Widowhood isn’t the only school where we can learn what it means that the Lord is our husband. You don’t even have to be a divorced woman or a single mom. The Lord is talking to anyone who knows what it’s like to feel abandoned and unloved – unclaimed and un-cherished. Do you feel that way? Then he’s talking to you. He’s talking to anyone who feels ashamed and afraid and alone. Do you feel that way? Then he’s talking to you. You’re in a very privileged situation – a private school -- where you can experience the full significance of these beautiful words. You can hear him speaking personally, telling you that your situation has changed because your Maker is your husband!



The Lord Almighty has married you! Maybe you feel too ashamed to be his wife, too sinful. But the Lord has swept all that away in his love.

In Hosea 2:14-16 the Lord is talking about his wayward people. They’ve turned away from him like an unfaithful wife. In fact, the Lord had the prophet Hosea marry a prostitute as a shocking demonstration of what his people had become. Their unfaithfulness to him was brazen and shameful. But then the Lord had Hosea buy her back and bring her home and love her like a husband. He wanted us, his people, to understand what kind of husband he is to us. Listen to what he says he’s going to do:

“I am now going to allure her; I will lead her into the desert and speak tenderly to her. There I will give her back her vineyards, and I will make the Valley of Achor a door of hope. There she will sing as in the days of her youth, as in the day she came up out of Egypt. “In that day,” declares the LORD, “you will call me ‘my husband’; you will no longer call me ‘my master.’

The promise in Isaiah 54 that the Maker will become our husband was fulfilled in Jesus. The promise in Hosea that the Lord would allure his shameful, unfaithful people and make us love him as a husband was fulfilled in Jesus. When we see him going to the cross to die for us we’re seeing the love not only of a savior and a shepherd – we’re seeing the love of a husband. And it’s meant to allure us with its passion and love. It’s meant to win our hearts.



You see the relationship the Lord is teaching us to have? We’re no longer to call him master, he is, “My husband.” He brings us into the desert places so we can hear him speak tenderly to us. He swings open a door of hope; he makes us sing because of his love…

And he makes us fruitful.

In a marriage there’s a physical union – right? And it’s out of that act of love and oneness that children are conceived. The marriage bears fruit – to use the bible’s language.

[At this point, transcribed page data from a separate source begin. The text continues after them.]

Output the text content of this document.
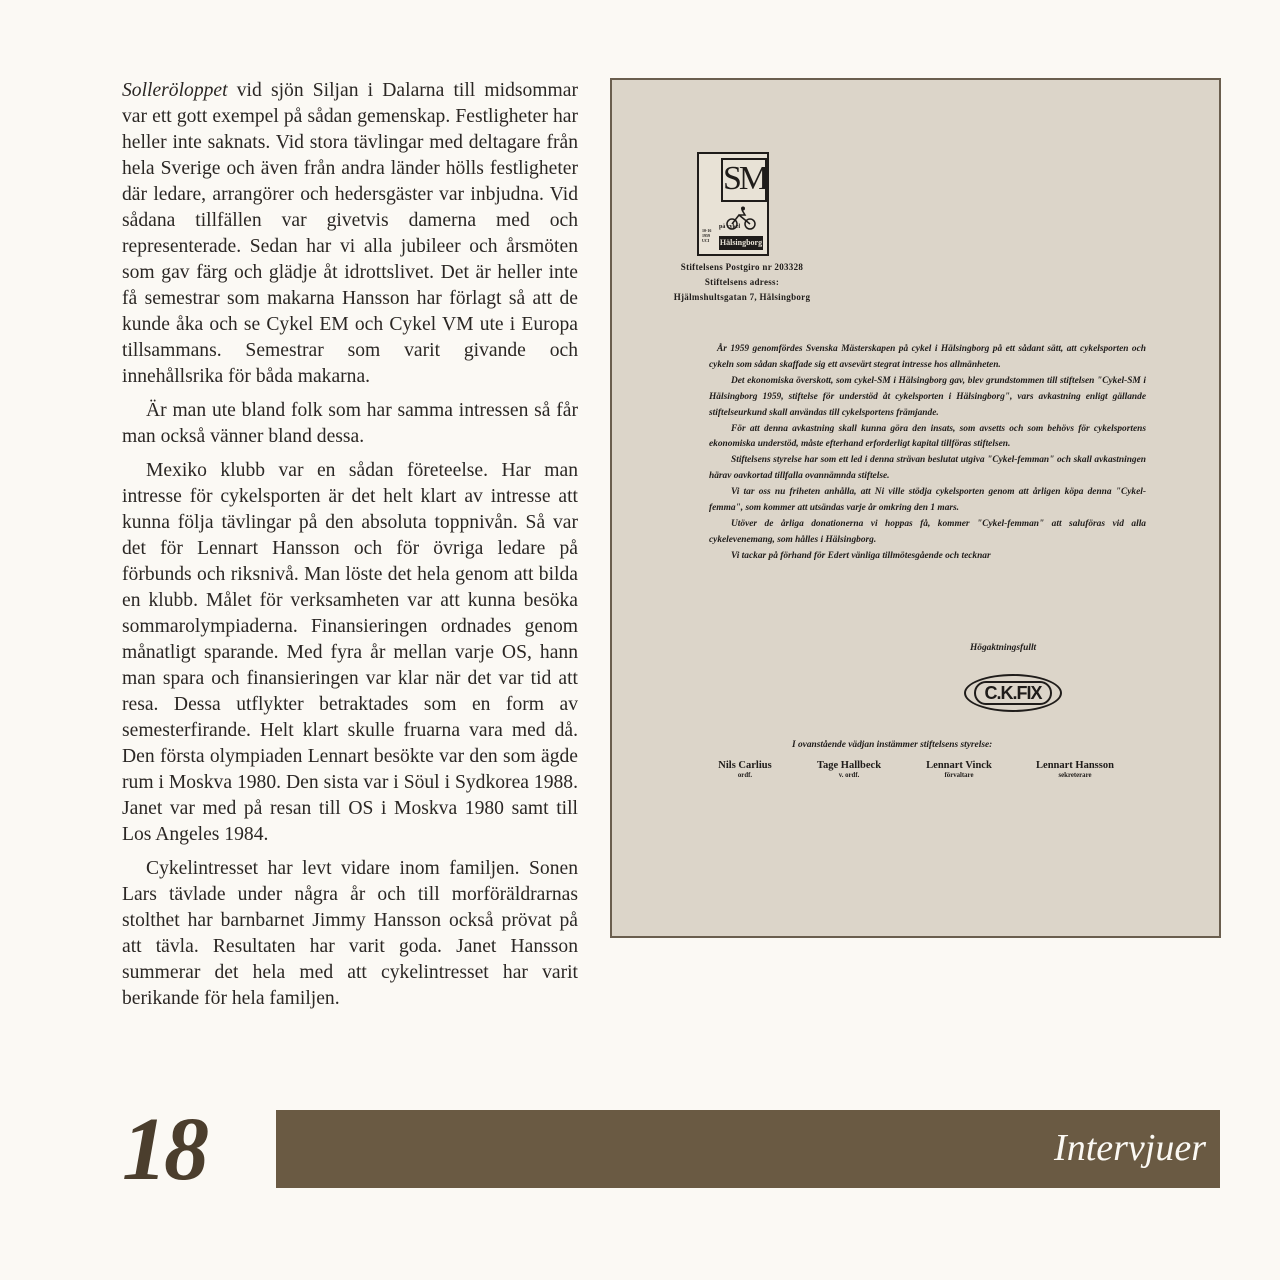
Solleröloppet vid sjön Siljan i Dalarna till midsommar var ett gott exempel på sådan gemenskap. Festligheter har heller inte saknats. Vid stora tävlingar med deltagare från hela Sverige och även från andra länder hölls festligheter där ledare, arrangörer och hedersgäster var inbjudna. Vid sådana tillfällen var givetvis damerna med och representerade. Sedan har vi alla jubileer och årsmöten som gav färg och glädje åt idrottslivet. Det är heller inte få semestrar som makarna Hansson har förlagt så att de kunde åka och se Cykel EM och Cykel VM ute i Europa tillsammans. Semestrar som varit givande och innehållsrika för båda makarna.

Är man ute bland folk som har samma intressen så får man också vänner bland dessa.

Mexiko klubb var en sådan företeelse. Har man intresse för cykelsporten är det helt klart av intresse att kunna följa tävlingar på den absoluta toppnivån. Så var det för Lennart Hansson och för övriga ledare på förbunds och riksnivå. Man löste det hela genom att bilda en klubb. Målet för verksamheten var att kunna besöka sommarolympiaderna. Finansieringen ordnades genom månatligt sparande. Med fyra år mellan varje OS, hann man spara och finansieringen var klar när det var tid att resa. Dessa utflykter betraktades som en form av semesterfirande. Helt klart skulle fruarna vara med då. Den första olympiaden Lennart besökte var den som ägde rum i Moskva 1980. Den sista var i Söul i Sydkorea 1988. Janet var med på resan till OS i Moskva 1980 samt till Los Angeles 1984.

Cykelintresset har levt vidare inom familjen. Sonen Lars tävlade under några år och till morföräldrarnas stolthet har barnbarnet Jimmy Hansson också prövat på att tävla. Resultaten har varit goda. Janet Hansson summerar det hela med att cykelintresset har varit berikande för hela familjen.

SM
på cykel
Hälsingborg
10-16 1959 UCI
Stiftelsens Postgiro nr 203328
Stiftelsens adress:
Hjälmshultsgatan 7, Hälsingborg

År 1959 genomfördes Svenska Mästerskapen på cykel i Hälsingborg på ett sådant sätt, att cykelsporten och cykeln som sådan skaffade sig ett avsevärt stegrat intresse hos allmänheten.

Det ekonomiska överskott, som cykel-SM i Hälsingborg gav, blev grundstommen till stiftelsen "Cykel-SM i Hälsingborg 1959, stiftelse för understöd åt cykelsporten i Hälsingborg", vars avkastning enligt gällande stiftelseurkund skall användas till cykelsportens främjande.

För att denna avkastning skall kunna göra den insats, som avsetts och som behövs för cykelsportens ekonomiska understöd, måste efterhand erforderligt kapital tillföras stiftelsen.

Stiftelsens styrelse har som ett led i denna strävan beslutat utgiva "Cykel-femman" och skall avkastningen härav oavkortad tillfalla ovannämnda stiftelse.

Vi tar oss nu friheten anhålla, att Ni ville stödja cykelsporten genom att årligen köpa denna "Cykel-femma", som kommer att utsändas varje år omkring den 1 mars.

Utöver de årliga donationerna vi hoppas få, kommer "Cykel-femman" att saluföras vid alla cykelevenemang, som hålles i Hälsingborg.

Vi tackar på förhand för Edert vänliga tillmötesgående och tecknar

Högaktningsfullt
C.K.FIX
I ovanstående vädjan instämmer stiftelsens styrelse:
Nils Carlius
ordf.
Tage Hallbeck
v. ordf.
Lennart Vinck
förvaltare
Lennart Hansson
sekreterare
18	Intervjuer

There’s an analogy we’re meant to see. We have a spiritual union with the Lord – he’s united himself to us in a spiritual oneness. That spiritual union of love is not meant to be barren – it’s meant to bear fruit – fruit that can be seen in our lives. We don’t just obey the rules. We don’t just do good deeds. We bear fruit because we’re united with the Lord. The power of his life is at work in us.

Paul was getting at this wonderful reality in Romans 7.

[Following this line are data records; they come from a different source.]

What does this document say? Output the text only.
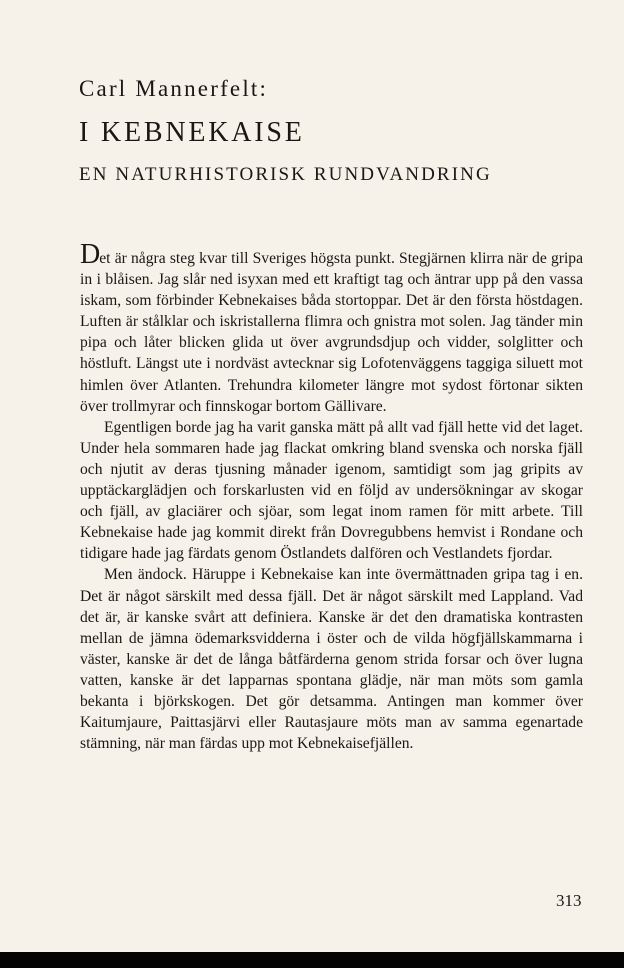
Carl Mannerfelt:
I KEBNEKAISE
EN NATURHISTORISK RUNDVANDRING

Det är några steg kvar till Sveriges högsta punkt. Stegjärnen klirra när de gripa in i blåisen. Jag slår ned isyxan med ett kraftigt tag och äntrar upp på den vassa iskam, som förbinder Kebnekaises båda stortoppar. Det är den första höstdagen. Luften är stålklar och iskristallerna flimra och gnistra mot solen. Jag tänder min pipa och låter blicken glida ut över avgrundsdjup och vidder, solglitter och höstluft. Längst ute i nordväst avtecknar sig Lofotenväggens taggiga siluett mot himlen över Atlanten. Trehundra kilometer längre mot sydost förtonar sikten över trollmyrar och finnskogar bortom Gällivare.

Egentligen borde jag ha varit ganska mätt på allt vad fjäll hette vid det laget. Under hela sommaren hade jag flackat omkring bland svenska och norska fjäll och njutit av deras tjusning månader igenom, samtidigt som jag gripits av upptäckarglädjen och forskarlusten vid en följd av undersökningar av skogar och fjäll, av glaciärer och sjöar, som legat inom ramen för mitt arbete. Till Kebnekaise hade jag kommit direkt från Dovregubbens hemvist i Rondane och tidigare hade jag färdats genom Östlandets dalfören och Vestlandets fjordar.

Men ändock. Häruppe i Kebnekaise kan inte övermättnaden gripa tag i en. Det är något särskilt med dessa fjäll. Det är något särskilt med Lappland. Vad det är, är kanske svårt att definiera. Kanske är det den dramatiska kontrasten mellan de jämna ödemarksvidderna i öster och de vilda högfjällskammarna i väster, kanske är det de långa båtfärderna genom strida forsar och över lugna vatten, kanske är det lapparnas spontana glädje, när man möts som gamla bekanta i björkskogen. Det gör detsamma. Antingen man kommer över Kaitumjaure, Paittasjärvi eller Rautasjaure möts man av samma egenartade stämning, när man färdas upp mot Kebnekaisefjällen.

313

Rom. 7:2-6 “By law a married woman is bound to her husband as long as he is alive, but if her husband dies, she is released from the law of marriage. . .
So, my brothers, you also died to the law through the body of Christ, that you might belong to another, to him who was raised from the dead, in order that we might bear fruit to God.
For when we were controlled by the sinful nature, the sinful passions aroused by the law were at work in our bodies, so that we bore fruit for death.
But now, by dying to what once bound us, we have been released from the law so that we serve in the new way of the Spirit, and not in the old way of the written code.”

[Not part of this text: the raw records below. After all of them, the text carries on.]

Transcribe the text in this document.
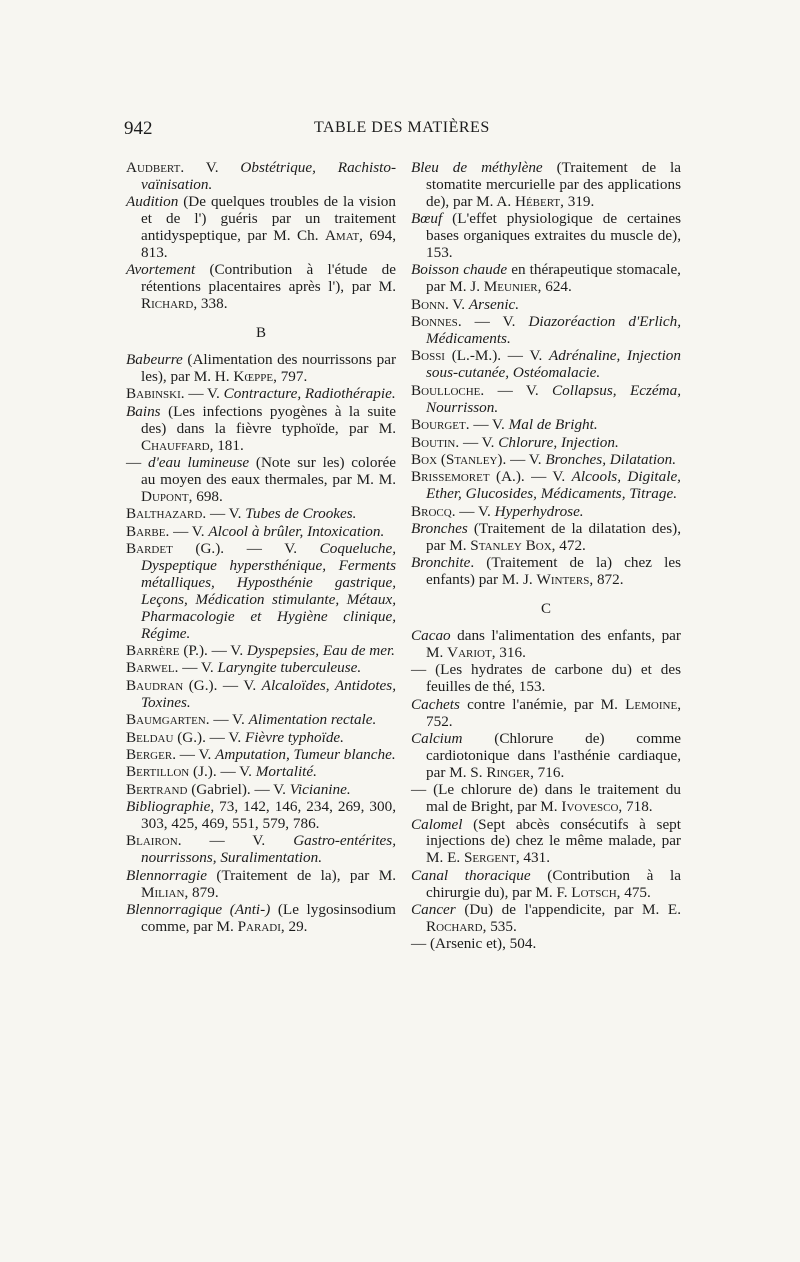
942	TABLE DES MATIÈRES

Audbert. V. Obstétrique, Rachisto-vaïnisation.

Audition (De quelques troubles de la vision et de l') guéris par un traitement antidyspeptique, par M. Ch. Amat, 694, 813.

Avortement (Contribution à l'étude de rétentions placentaires après l'), par M. Richard, 338.

B

Babeurre (Alimentation des nourrissons par les), par M. H. Kœppe, 797.

Babinski. — V. Contracture, Radiothérapie.

Bains (Les infections pyogènes à la suite des) dans la fièvre typhoïde, par M. Chauffard, 181.

— d'eau lumineuse (Note sur les) colorée au moyen des eaux thermales, par M. M. Dupont, 698.

Balthazard. — V. Tubes de Crookes.

Barbe. — V. Alcool à brûler, Intoxication.

Bardet (G.). — V. Coqueluche, Dyspeptique hypersthénique, Ferments métalliques, Hyposthénie gastrique, Leçons, Médication stimulante, Métaux, Pharmacologie et Hygiène clinique, Régime.

Barrère (P.). — V. Dyspepsies, Eau de mer.

Barwel. — V. Laryngite tuberculeuse.

Baudran (G.). — V. Alcaloïdes, Antidotes, Toxines.

Baumgarten. — V. Alimentation rectale.

Beldau (G.). — V. Fièvre typhoïde.

Berger. — V. Amputation, Tumeur blanche.

Bertillon (J.). — V. Mortalité.

Bertrand (Gabriel). — V. Vicianine.

Bibliographie, 73, 142, 146, 234, 269, 300, 303, 425, 469, 551, 579, 786.

Blairon. — V. Gastro-entérites, nourrissons, Suralimentation.

Blennorragie (Traitement de la), par M. Milian, 879.

Blennorragique (Anti-) (Le lygosinsodium comme, par M. Paradi, 29.

Bleu de méthylène (Traitement de la stomatite mercurielle par des applications de), par M. A. Hébert, 319.

Bœuf (L'effet physiologique de certaines bases organiques extraites du muscle de), 153.

Boisson chaude en thérapeutique stomacale, par M. J. Meunier, 624.

Bonn. V. Arsenic.

Bonnes. — V. Diazoréaction d'Erlich, Médicaments.

Bossi (L.-M.). — V. Adrénaline, Injection sous-cutanée, Ostéomalacie.

Boulloche. — V. Collapsus, Eczéma, Nourrisson.

Bourget. — V. Mal de Bright.

Boutin. — V. Chlorure, Injection.

Box (Stanley). — V. Bronches, Dilatation.

Brissemoret (A.). — V. Alcools, Digitale, Ether, Glucosides, Médicaments, Titrage.

Brocq. — V. Hyperhydrose.

Bronches (Traitement de la dilatation des), par M. Stanley Box, 472.

Bronchite. (Traitement de la) chez les enfants) par M. J. Winters, 872.

C

Cacao dans l'alimentation des enfants, par M. Variot, 316.

— (Les hydrates de carbone du) et des feuilles de thé, 153.

Cachets contre l'anémie, par M. Lemoine, 752.

Calcium (Chlorure de) comme cardiotonique dans l'asthénie cardiaque, par M. S. Ringer, 716.

— (Le chlorure de) dans le traitement du mal de Bright, par M. Ivovesco, 718.

Calomel (Sept abcès consécutifs à sept injections de) chez le même malade, par M. E. Sergent, 431.

Canal thoracique (Contribution à la chirurgie du), par M. F. Lotsch, 475.

Cancer (Du) de l'appendicite, par M. E. Rochard, 535.

— (Arsenic et), 504.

You see the distinction Paul is making? The Law is like a husband who just makes demands all the time. But we’ve died to the law – in his own body, Jesus broke that bond. Now we belong to another. And we serve in a new way – by the Spirit. It’s an obedience of love. The Lord is our husband. Our union with Him bears fruit for God.

These are deep truths. Lord, would you teach them to us? May we learn them and live them.